Wanderley relatou que assim como outros indígenas, passou por muitas dificuldades até conseguir concluir os estudos, e ao contrário de muitos patrícios, resolveu voltar para ajudar seu povo. Como coordenador da Funai em Mato Grosso do Sul tentou preservar a cultura indígena, garantindo, sobretudo a autonomia dos caciques, o que segundo ele já não é mais respeitado desde a criação do Conselho Terena. 

“No final de 2007 sai da Funai por conta do doutorado, mas conclui e voltei. Nesses últimos anos me parece que há um pessoal totalmente despreparado dentro do Cimi. A gente começa a sentir na pele de maneira indireta, quase que o caos. Falo do que vem acontecendo nas aldeias de surgirem vários caciques em uma mesma aldeia. Quando eu saí da Funai era um cacique para cada aldeia. Agora, quando voltei, tem mais de um cacique e ainda criaram o Conselho Terena. A nossa autoridade máxima é o cacique, porque passa por um processo de eleição. Na época que eu estava na Funai raras aldeias não tinham eleição. Mas o que está escrito naquele documento é que o cacique não é mais autoridade máxima. Isso é muito grave”, declarou se referindo à ata de criação do Conselho Terena. 

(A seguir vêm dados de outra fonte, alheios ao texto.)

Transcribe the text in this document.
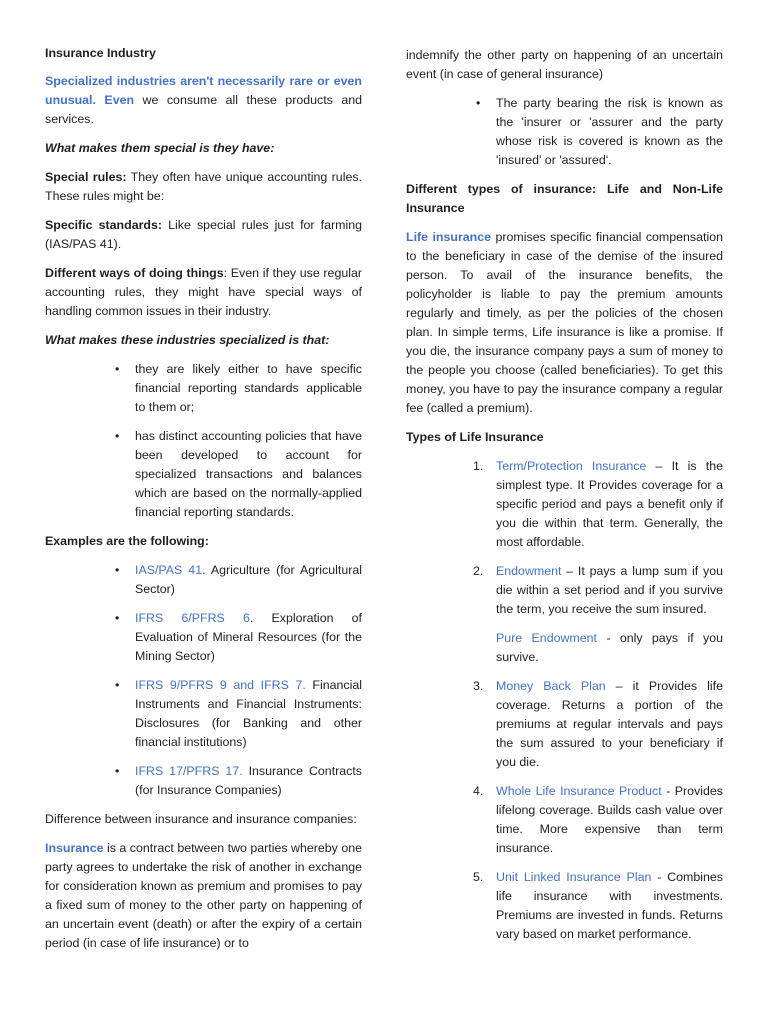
Insurance Industry

Specialized industries aren't necessarily rare or even unusual. Even we consume all these products and services.

What makes them special is they have:

Special rules: They often have unique accounting rules. These rules might be:

Specific standards: Like special rules just for farming (IAS/PAS 41).

Different ways of doing things: Even if they use regular accounting rules, they might have special ways of handling common issues in their industry.

What makes these industries specialized is that:

• they are likely either to have specific financial reporting standards applicable to them or;
• has distinct accounting policies that have been developed to account for specialized transactions and balances which are based on the normally-applied financial reporting standards.

Examples are the following:

• IAS/PAS 41. Agriculture (for Agricultural Sector)
• IFRS 6/PFRS 6. Exploration of Evaluation of Mineral Resources (for the Mining Sector)
• IFRS 9/PFRS 9 and IFRS 7. Financial Instruments and Financial Instruments: Disclosures (for Banking and other financial institutions)
• IFRS 17/PFRS 17. Insurance Contracts (for Insurance Companies)

Difference between insurance and insurance companies:

Insurance is a contract between two parties whereby one party agrees to undertake the risk of another in exchange for consideration known as premium and promises to pay a fixed sum of money to the other party on happening of an uncertain event (death) or after the expiry of a certain period (in case of life insurance) or to

indemnify the other party on happening of an uncertain event (in case of general insurance)

• The party bearing the risk is known as the 'insurer or 'assurer and the party whose risk is covered is known as the 'insured' or 'assured'.

Different types of insurance: Life and Non-Life Insurance

Life insurance promises specific financial compensation to the beneficiary in case of the demise of the insured person. To avail of the insurance benefits, the policyholder is liable to pay the premium amounts regularly and timely, as per the policies of the chosen plan. In simple terms, Life insurance is like a promise. If you die, the insurance company pays a sum of money to the people you choose (called beneficiaries). To get this money, you have to pay the insurance company a regular fee (called a premium).

Types of Life Insurance

1. Term/Protection Insurance – It is the simplest type. It Provides coverage for a specific period and pays a benefit only if you die within that term. Generally, the most affordable.
2. Endowment – It pays a lump sum if you die within a set period and if you survive the term, you receive the sum insured.

Pure Endowment - only pays if you survive.

3. Money Back Plan – it Provides life coverage. Returns a portion of the premiums at regular intervals and pays the sum assured to your beneficiary if you die.
4. Whole Life Insurance Product - Provides lifelong coverage. Builds cash value over time. More expensive than term insurance.
5. Unit Linked Insurance Plan - Combines life insurance with investments. Premiums are invested in funds. Returns vary based on market performance.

Wanderley também denunciou mudanças na emissão de certidão de indígenas, que só eram feitas após autorização dos caciques e que agora é feita exclusivamente pelo Conselho Terena. 

De acordo com ele essa mudança de liderança também influenciou na saúde e educação. Algumas escolas iniciaram o ano letivo com quase três meses de atraso e a troca de coordenador do Distrito de Saúde Especial Indígena (Dsei) não foi consenso entre os terenas. 

“Essa medida de forças pode levar ao caos. Eu comecei a entender que algumas pautas deste Conselho não são montadas pelos índios. Hoje eu diria que o Conselho Terena faz quase o trabalho do governo, porque agora eles falam em nome dos povos do pantanal, mas a assembleia terena não nos representa”, afirmou. 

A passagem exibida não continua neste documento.